Un castigo del Consejo de Estado cubano para familiares de "pinchos" me mandó a trabajar al oriente de la isla, porque decían que estaba demasiado regado, para que me enderezase el General Robertico.
No me enderezaba ni un mariscal, pero ¿qué iba a hacer? tenía que ir.
Llegué, me pusieron en una casa de visita en la que me habría quedado hasta hoy, compartía la casa con Iván, un ingeniero que había sido también conducido allí para enderezar su camino, hijo o nieto de un ministro o algo así. Muy bien tipo, durante unos días paseando con su Lada me enseñó la bellezas de Santiago y del Plan turístico Baconao Turquino donde él trabajaba dando rienda libre a su ingenio y ocurrencias. 
Un día me llevaron a conocer a Robertico mientras sostenía un vaso de whisky en una mano me invitaba con la otra. Era buen whisky. 
-Me dijo: ¿En qué te gustaría trabajar? y yo me pregunté ¿qué clase de castigo es este?
- Mira Ponce necesita un buzo, y además del yate Ojo Azul le hemos dado uno nuevo que fue abandonado por una tripulación alemana. Creo que te va a gustar trabajar con él ¿te gusta el mar?
Así fue que conocí a Ponce a toda la familia de buzos y me mudé al Yate Ojo azul con un camarote para mi estrechando la mano de Iván y agradeciéndole su generosa atención.
Mañanas tardes y noches de risas, de banquetes de langosta, jamón, en Cuba el jamón era mas valioso que el vellocino de oro de Jasón, cervezas, rones, más risas, paseos, muy poco trabajo y algo de instrucción.
¿Qué clase de castigo es este? ¿Cuál sería el truco?
Pasaron días de visitar el Cayo Granma, trocha arriba y trocha abajo, disfrutar de los restaurantes de la ciudad para extranjeros y para gente especial como Ponce y todos los castigados, hasta que un día empezó el curso de buzo, yo sólo sabía bucear en apnea. Aprobé los exámenes de la CMAS, sin demasiado rigor ya era buzo instructor de una estrella.
Salimos en la primera campaña a recoger coral negro, esa sería nuestro aporte al Plan que se estaba desarrollando, un orfebre italiano compra a 480 dólares la libra, cerca de mil el kilo.

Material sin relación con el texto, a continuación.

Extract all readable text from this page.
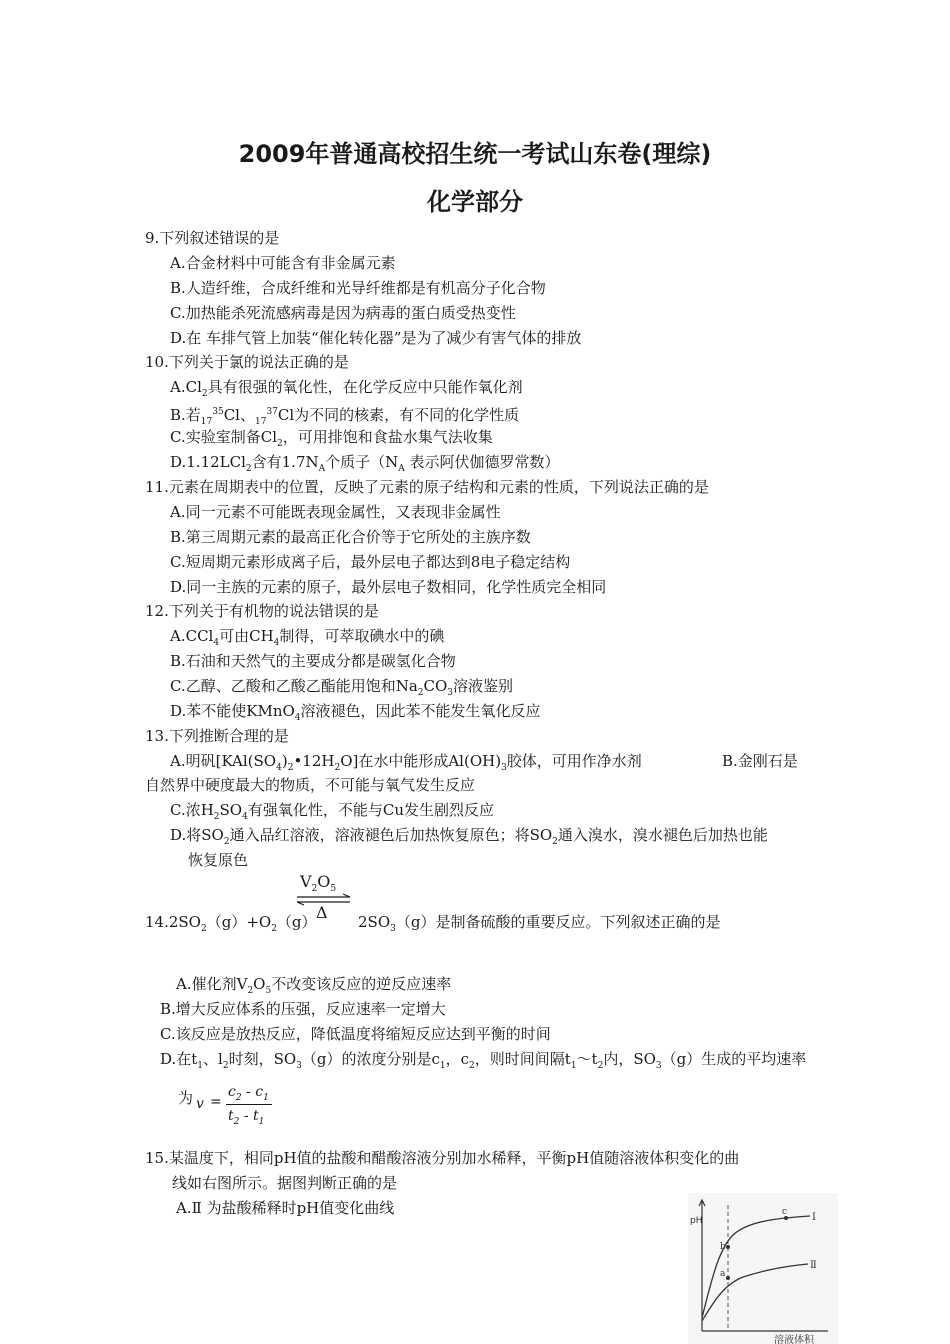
2009年普通高校招生统一考试山东卷(理综)
化学部分
9.下列叙述错误的是
A.合金材料中可能含有非金属元素
B.人造纤维，合成纤维和光导纤维都是有机高分子化合物
C.加热能杀死流感病毒是因为病毒的蛋白质受热变性
D.在 车排气管上加装“催化转化器”是为了减少有害气体的排放
10.下列关于氯的说法正确的是
$A.Cl_2$具有很强的氧化性，在化学反应中只能作氧化剂
B.若$_{17}^{35}$Cl、$_{17}^{37}$Cl为不同的核素，有不同的化学性质
C.实验室制备$Cl_2$，可用排饱和食盐水集气法收集
D.1.12LCl$_2$含有$1.7N_A$个质子（$N_A$ 表示阿伏伽德罗常数）
11.元素在周期表中的位置，反映了元素的原子结构和元素的性质，下列说法正确的是
A.同一元素不可能既表现金属性，又表现非金属性
B.第三周期元素的最高正化合价等于它所处的主族序数
C.短周期元素形成离子后，最外层电子都达到8电子稳定结构
D.同一主族的元素的原子，最外层电子数相同，化学性质完全相同
12.下列关于有机物的说法错误的是
A.CCl$_4$可由$CH_4$制得，可萃取碘水中的碘
B.石油和天然气的主要成分都是碳氢化合物
C.乙醇、乙酸和乙酸乙酯能用饱和$Na_2CO_3$溶液鉴别
D.苯不能使KMnO$_4$溶液褪色，因此苯不能发生氧化反应
13.下列推断合理的是
A.明矾$[KAl(SO_4)_2•12H_2O]$在水中能形成$Al(OH)_3$胶体，可用作净水剂	B.金刚石是
自然界中硬度最大的物质，不可能与氧气发生反应
C.浓$H_2SO_4$有强氧化性，不能与Cu发生剧烈反应
D.将$SO_2$通入品红溶液，溶液褪色后加热恢复原色；将$SO_2$通入溴水，溴水褪色后加热也能
恢复原色
$V_2O_5$
Δ
$14.2SO_2(g)+O_2(g)$	$2SO_3(g)$是制备硫酸的重要反应。下列叙述正确的是
A.催化剂$V_2O_5$不改变该反应的逆反应速率
B.增大反应体系的压强，反应速率一定增大
C.该反应是放热反应，降低温度将缩短反应达到平衡的时间
D.在$t_1$、$l_2$时刻，$SO_3(g)$的浓度分别是$c_1$，$c_2$，则时间间隔$t_1\sim t_2$内，$SO_3(g)$生成的平均速率
为 v =
$c_2 - c_1$
$t_2 - t_1$
15.某温度下，相同pH值的盐酸和醋酸溶液分别加水稀释，平衡pH值随溶液体积变化的曲
线如右图所示。据图判断正确的是
A.Ⅱ 为盐酸稀释时pH值变化曲线
pH
b
a
c Ⅰ
Ⅱ
溶液体积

Ahí salieron dos. nuevos tripulantes que no estaban en plantilla hsta el momento de zarpar.
Uno era el maquinista. raza blanca caribeña, bajo, panzón, y sin mucho que hablar.
Una tarde después del buceo matutino, Omar nos llamó -caballero sin hacer ruido asómense en proa y miren para atrás al maquinista que esta meando por la borda-
Era un espectáculo, habría llenado estadios como los Rolling Stones con pantallas gigantes, o teatros como el Cirque du Soleil. 
El maquinista estaba echando un pis al mar, pero no salía de un aparato normal, ni siquiera grande, sino de una manguera de bombero, lo que colgó por la borda escapaba al concepto morronga, poronga, trabuco, cabilla, cuando la sacudió se movió en ondas como una serpiente. Toda la tripulación de buzos estábamos en la proa menos Zarita, la bióloga que era la amante de Ponce, el capitán, y que por razones obvias tenía vedado aquel show. Tampoco es que la usase con frecuencia más que para sacarla a pasear por la borda para recogimiento de cualquier otro osado.

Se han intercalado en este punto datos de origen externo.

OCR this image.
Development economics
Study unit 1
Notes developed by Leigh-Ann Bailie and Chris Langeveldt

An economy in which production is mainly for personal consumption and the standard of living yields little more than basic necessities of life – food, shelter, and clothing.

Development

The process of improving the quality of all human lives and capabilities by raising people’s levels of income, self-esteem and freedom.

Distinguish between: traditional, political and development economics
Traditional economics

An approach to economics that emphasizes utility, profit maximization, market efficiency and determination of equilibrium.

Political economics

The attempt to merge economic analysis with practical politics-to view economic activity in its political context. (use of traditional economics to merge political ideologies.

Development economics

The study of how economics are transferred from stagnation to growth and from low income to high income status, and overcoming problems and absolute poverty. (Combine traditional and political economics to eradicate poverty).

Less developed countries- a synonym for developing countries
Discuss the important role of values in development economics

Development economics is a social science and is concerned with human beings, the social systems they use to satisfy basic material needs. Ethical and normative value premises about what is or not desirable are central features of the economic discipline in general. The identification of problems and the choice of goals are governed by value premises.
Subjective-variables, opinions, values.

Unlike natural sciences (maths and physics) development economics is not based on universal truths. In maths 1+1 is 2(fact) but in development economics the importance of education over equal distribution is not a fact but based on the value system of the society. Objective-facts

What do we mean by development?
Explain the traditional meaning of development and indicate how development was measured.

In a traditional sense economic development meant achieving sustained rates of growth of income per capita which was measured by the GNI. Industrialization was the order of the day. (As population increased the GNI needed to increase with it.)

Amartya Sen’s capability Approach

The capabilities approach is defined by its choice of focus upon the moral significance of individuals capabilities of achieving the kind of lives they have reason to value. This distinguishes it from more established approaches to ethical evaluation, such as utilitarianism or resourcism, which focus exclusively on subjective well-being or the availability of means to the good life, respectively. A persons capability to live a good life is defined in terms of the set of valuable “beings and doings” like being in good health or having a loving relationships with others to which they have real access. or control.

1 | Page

Por la tarde en la hora de las cervezas, el ron, las langostas y el jamón, Zarita dijo “que partida de mariquitas tiene este barco de tripulación” y cada uno intentó dar su excusa desde una óptica varonil basada en un interés antropológico. Pero no funcionaba, aquel día en la proa todos los machos buzos que tocaban las colas de los tiburones,  quedaron anonadados ante la plasticidad de semejante tranca.

Yo me levanté cinco mujeres en lo que él ni una. Pero claro yo declamaba poemas, me peinaba así, daba besos asá, me esmeraba con deleite pero también con dedicación de artista en los cunilingus, cuando decidía presentar ya sin el menor pudor mi herramienta, esta estaba henchida, rozagante venosa, fuera de cualquier riesgo de rubor.

No fue Ponce con sus años de tiroteos ni su búsqueda de camilo Cienfuegos ni la operación Paty Candela, tampoco Omar su sobrino que se creía guapo ni Albertico el mejor buzo de Cuba, el traductor de tiburones, ni siquiera el general Robertico, ni yo que a esa altura había atravesado varias vidas en experiencias, sino el que no hacía chistes, ni era avispado, ni lindo ni feo, ni se preocupaba por vestirse bien, no era culto, sabio, genio ni talentoso, simplemente el maquinista era el más pingudo de todo Santiago de Cuba.

Baconao Park, del Plan Baconao Turquino.

Baconao Park, del Plan Baconao Turquino.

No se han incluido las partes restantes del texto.